Among the jargonistas of computer-land, this kind of coinage is known as a backronym, an acronym after the fact. BASIC, spam, and last fall’s notorious chad—which some imaginative folks claimed was short for Card Hole Aggregate Debris—are a few of the words embellished with fanciful long forms. Just Over Broke, however, is a relatively recent witticism—its first Lexis/Nexis citation comes in 1992, though it surely occurred to someone years earlier. Both job and broke (as slang for “out of money”) are much older, dating from the 17th century.
We might have called these inventions retronyms—a French computer dictionary, in fact, describes backronym as a “retro-acronyme,” a purported translation of a word that is not really an acronym.
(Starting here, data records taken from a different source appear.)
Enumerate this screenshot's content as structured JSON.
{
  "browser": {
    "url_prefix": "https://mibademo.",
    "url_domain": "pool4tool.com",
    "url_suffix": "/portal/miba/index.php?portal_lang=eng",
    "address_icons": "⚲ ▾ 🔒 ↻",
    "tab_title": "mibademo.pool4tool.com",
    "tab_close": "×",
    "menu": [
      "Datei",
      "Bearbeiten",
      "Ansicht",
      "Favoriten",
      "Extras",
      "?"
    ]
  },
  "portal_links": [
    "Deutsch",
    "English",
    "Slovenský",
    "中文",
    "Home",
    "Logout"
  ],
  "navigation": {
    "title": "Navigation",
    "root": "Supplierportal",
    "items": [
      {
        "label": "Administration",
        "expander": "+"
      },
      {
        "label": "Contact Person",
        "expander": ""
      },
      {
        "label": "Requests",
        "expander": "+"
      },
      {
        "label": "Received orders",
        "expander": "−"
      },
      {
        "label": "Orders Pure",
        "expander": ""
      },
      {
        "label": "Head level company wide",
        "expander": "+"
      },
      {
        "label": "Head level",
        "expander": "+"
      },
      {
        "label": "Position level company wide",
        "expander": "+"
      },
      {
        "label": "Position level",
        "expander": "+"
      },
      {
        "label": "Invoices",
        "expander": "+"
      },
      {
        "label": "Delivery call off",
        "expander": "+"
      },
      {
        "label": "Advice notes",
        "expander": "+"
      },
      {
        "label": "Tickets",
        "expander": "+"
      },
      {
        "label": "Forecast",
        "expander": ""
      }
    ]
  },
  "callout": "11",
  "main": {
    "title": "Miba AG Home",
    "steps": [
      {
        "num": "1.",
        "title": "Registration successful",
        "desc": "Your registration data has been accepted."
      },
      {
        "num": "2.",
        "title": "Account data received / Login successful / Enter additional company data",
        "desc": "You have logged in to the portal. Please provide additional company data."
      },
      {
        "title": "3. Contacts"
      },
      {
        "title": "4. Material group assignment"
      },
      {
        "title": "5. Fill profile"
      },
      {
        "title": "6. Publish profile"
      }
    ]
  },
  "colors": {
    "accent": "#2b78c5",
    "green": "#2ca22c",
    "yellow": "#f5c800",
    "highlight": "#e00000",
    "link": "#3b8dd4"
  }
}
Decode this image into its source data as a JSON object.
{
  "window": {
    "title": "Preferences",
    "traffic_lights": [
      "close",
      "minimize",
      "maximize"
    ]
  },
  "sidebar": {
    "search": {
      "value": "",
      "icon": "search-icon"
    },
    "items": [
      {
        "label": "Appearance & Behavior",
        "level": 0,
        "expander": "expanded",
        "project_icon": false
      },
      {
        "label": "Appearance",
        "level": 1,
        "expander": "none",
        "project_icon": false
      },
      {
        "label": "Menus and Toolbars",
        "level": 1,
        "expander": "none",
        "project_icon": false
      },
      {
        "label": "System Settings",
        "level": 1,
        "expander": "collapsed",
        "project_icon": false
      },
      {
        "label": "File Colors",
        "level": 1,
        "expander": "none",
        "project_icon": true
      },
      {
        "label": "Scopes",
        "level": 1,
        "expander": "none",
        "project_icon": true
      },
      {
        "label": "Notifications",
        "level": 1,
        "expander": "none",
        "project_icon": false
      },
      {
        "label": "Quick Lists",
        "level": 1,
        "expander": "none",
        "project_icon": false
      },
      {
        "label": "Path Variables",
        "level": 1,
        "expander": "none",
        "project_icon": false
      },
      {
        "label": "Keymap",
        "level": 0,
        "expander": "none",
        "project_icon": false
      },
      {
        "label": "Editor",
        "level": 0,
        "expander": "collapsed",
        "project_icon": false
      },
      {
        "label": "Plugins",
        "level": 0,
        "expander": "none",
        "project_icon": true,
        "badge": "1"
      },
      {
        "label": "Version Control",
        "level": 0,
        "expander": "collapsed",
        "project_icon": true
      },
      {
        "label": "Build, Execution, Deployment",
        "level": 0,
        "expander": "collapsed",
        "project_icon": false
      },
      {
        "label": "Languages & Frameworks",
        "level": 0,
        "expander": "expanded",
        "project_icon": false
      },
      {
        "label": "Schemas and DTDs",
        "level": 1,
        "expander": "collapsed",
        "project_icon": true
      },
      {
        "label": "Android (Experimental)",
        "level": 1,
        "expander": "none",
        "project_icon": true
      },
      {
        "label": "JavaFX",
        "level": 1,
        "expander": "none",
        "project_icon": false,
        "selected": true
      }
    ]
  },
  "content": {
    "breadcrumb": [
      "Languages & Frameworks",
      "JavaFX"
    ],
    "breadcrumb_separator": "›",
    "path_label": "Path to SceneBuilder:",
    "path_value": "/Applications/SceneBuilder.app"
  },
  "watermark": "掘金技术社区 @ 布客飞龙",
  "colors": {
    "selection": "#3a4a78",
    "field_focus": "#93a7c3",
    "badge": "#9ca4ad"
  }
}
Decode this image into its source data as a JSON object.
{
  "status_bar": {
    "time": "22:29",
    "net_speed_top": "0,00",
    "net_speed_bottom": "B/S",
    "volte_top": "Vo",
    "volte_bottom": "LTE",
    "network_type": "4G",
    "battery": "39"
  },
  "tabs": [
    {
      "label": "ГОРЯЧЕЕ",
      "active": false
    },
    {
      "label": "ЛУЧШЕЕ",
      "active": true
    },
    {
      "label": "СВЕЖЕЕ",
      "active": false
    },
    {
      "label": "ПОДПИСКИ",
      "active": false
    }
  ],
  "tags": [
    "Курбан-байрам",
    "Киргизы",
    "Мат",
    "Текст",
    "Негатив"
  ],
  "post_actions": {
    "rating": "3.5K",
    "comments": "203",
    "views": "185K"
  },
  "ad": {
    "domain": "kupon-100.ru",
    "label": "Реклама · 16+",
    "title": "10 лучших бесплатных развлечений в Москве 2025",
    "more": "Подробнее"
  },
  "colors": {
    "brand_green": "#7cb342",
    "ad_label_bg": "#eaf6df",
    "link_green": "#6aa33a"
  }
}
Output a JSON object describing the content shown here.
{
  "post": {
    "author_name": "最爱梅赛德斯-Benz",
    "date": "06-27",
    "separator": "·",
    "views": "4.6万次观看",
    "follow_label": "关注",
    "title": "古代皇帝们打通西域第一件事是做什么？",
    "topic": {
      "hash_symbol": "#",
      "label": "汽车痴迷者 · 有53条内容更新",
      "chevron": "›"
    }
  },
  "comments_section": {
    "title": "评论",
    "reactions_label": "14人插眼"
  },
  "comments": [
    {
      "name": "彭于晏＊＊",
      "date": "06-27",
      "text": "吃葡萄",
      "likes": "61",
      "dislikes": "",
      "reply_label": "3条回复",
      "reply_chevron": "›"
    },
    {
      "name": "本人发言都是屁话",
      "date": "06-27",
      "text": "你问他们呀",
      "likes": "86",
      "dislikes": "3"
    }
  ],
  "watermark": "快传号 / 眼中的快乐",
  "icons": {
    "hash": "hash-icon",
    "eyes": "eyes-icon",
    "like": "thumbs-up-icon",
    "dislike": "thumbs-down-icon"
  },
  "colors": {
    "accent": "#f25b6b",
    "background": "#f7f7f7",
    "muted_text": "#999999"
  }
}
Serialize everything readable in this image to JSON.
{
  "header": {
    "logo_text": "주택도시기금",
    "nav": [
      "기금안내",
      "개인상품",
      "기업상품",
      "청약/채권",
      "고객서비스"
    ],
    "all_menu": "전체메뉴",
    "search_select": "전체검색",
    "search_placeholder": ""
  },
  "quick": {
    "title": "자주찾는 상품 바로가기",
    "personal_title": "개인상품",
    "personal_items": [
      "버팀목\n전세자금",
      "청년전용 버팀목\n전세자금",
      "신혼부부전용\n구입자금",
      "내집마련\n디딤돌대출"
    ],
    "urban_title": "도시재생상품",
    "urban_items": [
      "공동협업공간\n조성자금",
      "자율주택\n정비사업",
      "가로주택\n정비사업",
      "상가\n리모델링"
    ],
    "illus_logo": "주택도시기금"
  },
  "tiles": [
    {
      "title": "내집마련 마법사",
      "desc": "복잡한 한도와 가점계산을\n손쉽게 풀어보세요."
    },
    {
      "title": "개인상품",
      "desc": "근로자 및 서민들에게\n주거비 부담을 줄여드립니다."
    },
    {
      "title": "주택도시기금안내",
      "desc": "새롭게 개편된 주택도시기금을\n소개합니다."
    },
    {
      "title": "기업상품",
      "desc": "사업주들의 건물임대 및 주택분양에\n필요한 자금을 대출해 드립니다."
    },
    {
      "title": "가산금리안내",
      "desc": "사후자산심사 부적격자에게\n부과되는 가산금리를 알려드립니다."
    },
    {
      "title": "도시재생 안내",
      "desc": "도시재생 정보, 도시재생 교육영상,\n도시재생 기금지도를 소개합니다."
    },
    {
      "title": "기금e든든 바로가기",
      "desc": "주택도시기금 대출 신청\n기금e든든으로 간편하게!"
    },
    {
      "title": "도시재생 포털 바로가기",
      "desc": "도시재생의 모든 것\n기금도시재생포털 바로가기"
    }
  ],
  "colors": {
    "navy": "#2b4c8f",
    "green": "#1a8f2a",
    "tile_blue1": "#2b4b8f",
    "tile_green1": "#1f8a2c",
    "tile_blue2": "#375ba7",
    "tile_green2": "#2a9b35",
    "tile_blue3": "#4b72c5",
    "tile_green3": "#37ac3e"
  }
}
But in English, we’ve already claimed retronym for another use: It’s a coinage that distinguishes an old version of something from a newer form, like rotary telephone or black-and-white TV. (Thanks to artificial sweeteners, a food writer was recently driven to specify “real white sugar” in a recipe.)
Retronym, though it’s barely old enough to vote, is recognized by standard dictionaries; backronym is still a jargon word, but it’s not backing down. It’s even trying its wings as a verb (“Can you backronym that?”).
But will backronymy—the term or the practice—catch on? There’s a special problem with Just Over Broke for job: Since one is an adjective phrase and the other a noun, true acronymy is grammatically impossible. You can say “I have a job” but not “I have a Just Over Broke.”
As for backronym itself, the question is whether it can hook enough of us to wiggle its way into standard usage. After all, annoying as acronyms and abbreviations can be, they’re often useful shortcuts. How many of us want to invent a long way around for a word that’s already conveniently compact?
2 This title is a pun on the phrase backroom boys.
5-: From Internet Life, published in the Star-Telegram (Fort Worth, Texas, USA) of Thursday 24th January 2002:
NETSPEAK
BACKRONYM (n.):A word interpreted as an acronym that was not originally intended so. Example: The programming language BASIC is sometimes incorrectly described as an acronym for “beginners all-purpose symbolic instruction code.”